Polls have opened in Azerbaijan, where voters are casting ballots for a new president in an election seen by the West as a critical test for democracy. But some international rights groups and the political opposition have already expressed concern that the voting will not be free or fair.

Azerbaijan's voters are making their way to the polls to participate in what will be the country's first change in leadership since 1969. The voters are casting ballots for a new president to replace Heidar Aliyev, who withdrew from the race earlier this month due to illness, and threw his support behind his son, Ilham Aliyev.

The younger Mr. Aliyev, who currently serves as Azerbaijan's prime minister, faces seven challengers, but he is widely expected to win. Under Azerbaijan's election law, a candidate must secure more than 50 percent of the vote to win. If no candidate achieves that on Wednesday, there will be a second round of voting.

If elected, Mr. Aliyev has promised to carry on his father's policies, and even pledged to keep many of his advisors in the next government.

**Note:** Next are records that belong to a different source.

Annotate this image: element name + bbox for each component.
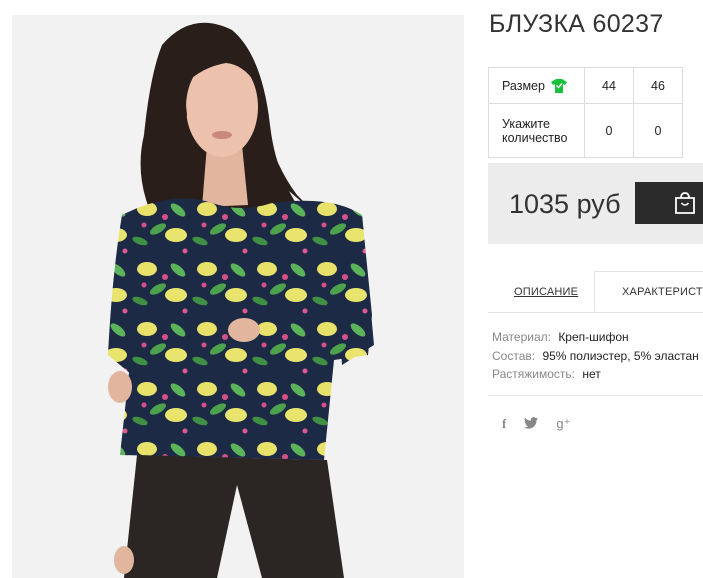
spec-key: Материал: xyxy=(492,330,551,344)
divider xyxy=(488,395,703,396)
tab-characteristics[interactable]: ХАРАКТЕРИСТИ xyxy=(594,271,703,312)
spec-value: 95% полиэстер, 5% эластан xyxy=(542,348,699,363)
spec-row: Материал: Креп-шифон xyxy=(492,328,699,347)
spec-value: нет xyxy=(582,367,601,381)
product-title: БЛУЗКА 60237 xyxy=(489,10,664,38)
quantity-input-44[interactable]: 0 xyxy=(584,103,634,158)
twitter-icon[interactable] xyxy=(524,416,539,432)
size-quantity-table: Размер 44 46 Укажите количество 0 0 xyxy=(488,67,683,158)
facebook-icon[interactable]: f xyxy=(502,416,506,432)
price-box: 1035 руб xyxy=(488,163,703,244)
quantity-row: Укажите количество 0 0 xyxy=(488,103,683,158)
product-photo xyxy=(12,15,464,578)
size-option-44[interactable]: 44 xyxy=(584,67,634,104)
quantity-label: Укажите количество xyxy=(488,103,585,158)
size-row: Размер 44 46 xyxy=(488,67,683,104)
shopping-bag-icon xyxy=(675,192,695,214)
spec-row: Растяжимость: нет xyxy=(492,365,699,384)
product-tabs: ОПИСАНИЕ ХАРАКТЕРИСТИ xyxy=(488,271,703,313)
spec-key: Растяжимость: xyxy=(492,367,576,381)
size-option-46[interactable]: 46 xyxy=(633,67,683,104)
google-plus-icon[interactable]: g⁺ xyxy=(556,416,570,432)
spec-value: Креп-шифон xyxy=(558,330,629,344)
size-label: Размер xyxy=(502,78,545,93)
tab-description[interactable]: ОПИСАНИЕ xyxy=(514,286,578,298)
social-share: f g⁺ xyxy=(502,416,570,432)
spec-row: Состав: 95% полиэстер, 5% эластан xyxy=(492,347,699,366)
size-label-cell: Размер xyxy=(488,67,585,104)
specs-list: Материал: Креп-шифон Состав: 95% полиэст… xyxy=(492,328,699,384)
spec-key: Состав: xyxy=(492,348,536,363)
add-to-cart-button[interactable] xyxy=(635,182,703,224)
tshirt-icon[interactable] xyxy=(550,78,567,93)
price: 1035 руб xyxy=(509,189,621,219)
model-illustration xyxy=(12,15,464,578)
quantity-input-46[interactable]: 0 xyxy=(633,103,683,158)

The opposition is urging voters to cast their ballots for change, not corruption. The opposition alleges widespread abuse and intimidation during the election campaign -- a charge also made by Human Rights Watch.

The international human rights group has said there can not be a free and fair election when opposition activists are beaten and arrested routinely. They also say the media and election officials are biased in favor of the president's son.

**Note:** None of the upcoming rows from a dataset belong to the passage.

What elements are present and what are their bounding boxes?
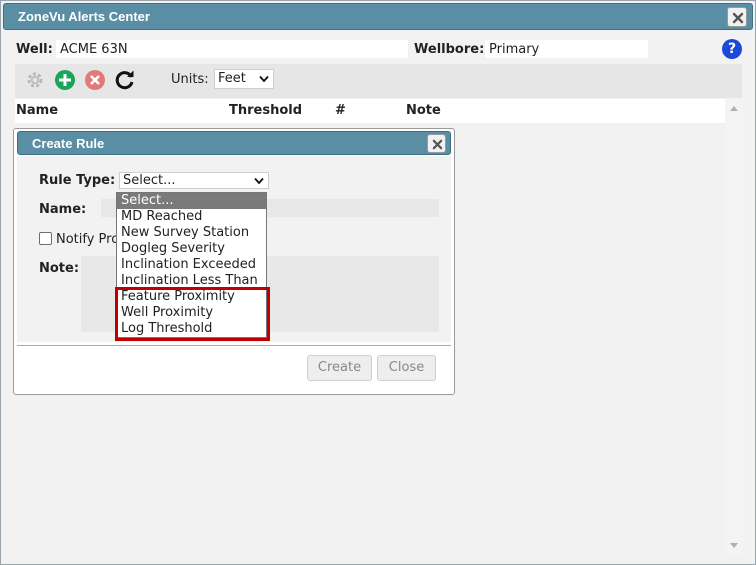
wellbore-field[interactable]: Primary	[484, 39, 649, 59]
help-icon[interactable]: ?	[722, 39, 742, 59]
units-select[interactable]: Feet	[214, 69, 274, 89]
rule-type-label: Rule Type:	[39, 173, 116, 188]
remove-icon[interactable]	[84, 69, 106, 91]
dropdown-option-new-survey-station[interactable]: New Survey Station	[117, 225, 266, 241]
dialog-titlebar: Create Rule	[17, 131, 451, 155]
dialog-title: Create Rule	[32, 136, 105, 151]
dialog-close-button[interactable]	[427, 134, 446, 153]
column-header-count[interactable]: #	[335, 103, 346, 118]
refresh-icon[interactable]	[114, 69, 136, 91]
wellbore-label: Wellbore:	[414, 42, 485, 57]
rule-type-value: Select...	[123, 173, 176, 188]
notify-label: Notify Pro	[56, 232, 120, 247]
column-header-name[interactable]: Name	[16, 103, 58, 118]
column-header-note[interactable]: Note	[406, 103, 441, 118]
chevron-down-icon	[259, 75, 269, 83]
notify-checkbox[interactable]	[39, 232, 52, 245]
close-icon	[432, 139, 443, 150]
add-icon[interactable]	[54, 69, 76, 91]
close-icon	[732, 12, 744, 24]
gear-icon[interactable]	[24, 69, 46, 91]
window-close-button[interactable]	[727, 7, 747, 27]
well-field[interactable]: ACME 63N	[55, 39, 409, 59]
well-label: Well:	[16, 42, 53, 57]
scroll-down-icon[interactable]	[730, 543, 738, 549]
dropdown-option-inclination-exceeded[interactable]: Inclination Exceeded	[117, 257, 266, 273]
units-value: Feet	[218, 71, 246, 86]
scroll-up-icon[interactable]	[730, 105, 738, 111]
name-label: Name:	[39, 202, 87, 217]
close-button[interactable]: Close	[377, 355, 436, 381]
dropdown-option-md-reached[interactable]: MD Reached	[117, 209, 266, 225]
dropdown-option-select[interactable]: Select...	[117, 193, 266, 209]
rules-scrollbar[interactable]	[725, 99, 743, 555]
rule-type-select[interactable]: Select...	[119, 172, 269, 189]
window-titlebar: ZoneVu Alerts Center	[3, 3, 753, 30]
rules-table-header: Name Threshold # Note	[15, 99, 725, 123]
note-label: Note:	[39, 261, 80, 276]
window-title: ZoneVu Alerts Center	[18, 9, 150, 24]
column-header-threshold[interactable]: Threshold	[229, 103, 302, 118]
dropdown-option-dogleg-severity[interactable]: Dogleg Severity	[117, 241, 266, 257]
create-button[interactable]: Create	[307, 355, 372, 381]
highlight-annotation	[115, 287, 270, 341]
toolbar: Units: Feet	[15, 64, 742, 98]
units-label: Units:	[171, 72, 209, 87]
dialog-footer: Create Close	[17, 345, 451, 391]
chevron-down-icon	[254, 177, 264, 185]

Peter Bouckaert, a senior researcher with Human Rights Watch in the Azerbaijan capital, Baku, says foreign observers need to be frank about what they have seen. "We do think it's important for the international community to speak clearly about the abuses that they have themselves witnessed," he says. "We hope that they will not water down their assessment of these elections because we know that they have witnessed the same abuses that we've been documenting and talking about."

Mr. Bouckaert also says Human Rights Watch is deeply concerned about what will happen after the results are announced, especially if there is any hint of fraud. He says the opposition is already calling for large-scale protests.

Prime Minister Aliyev has threatened decisive action against anyone who resorts to violence to protest the results.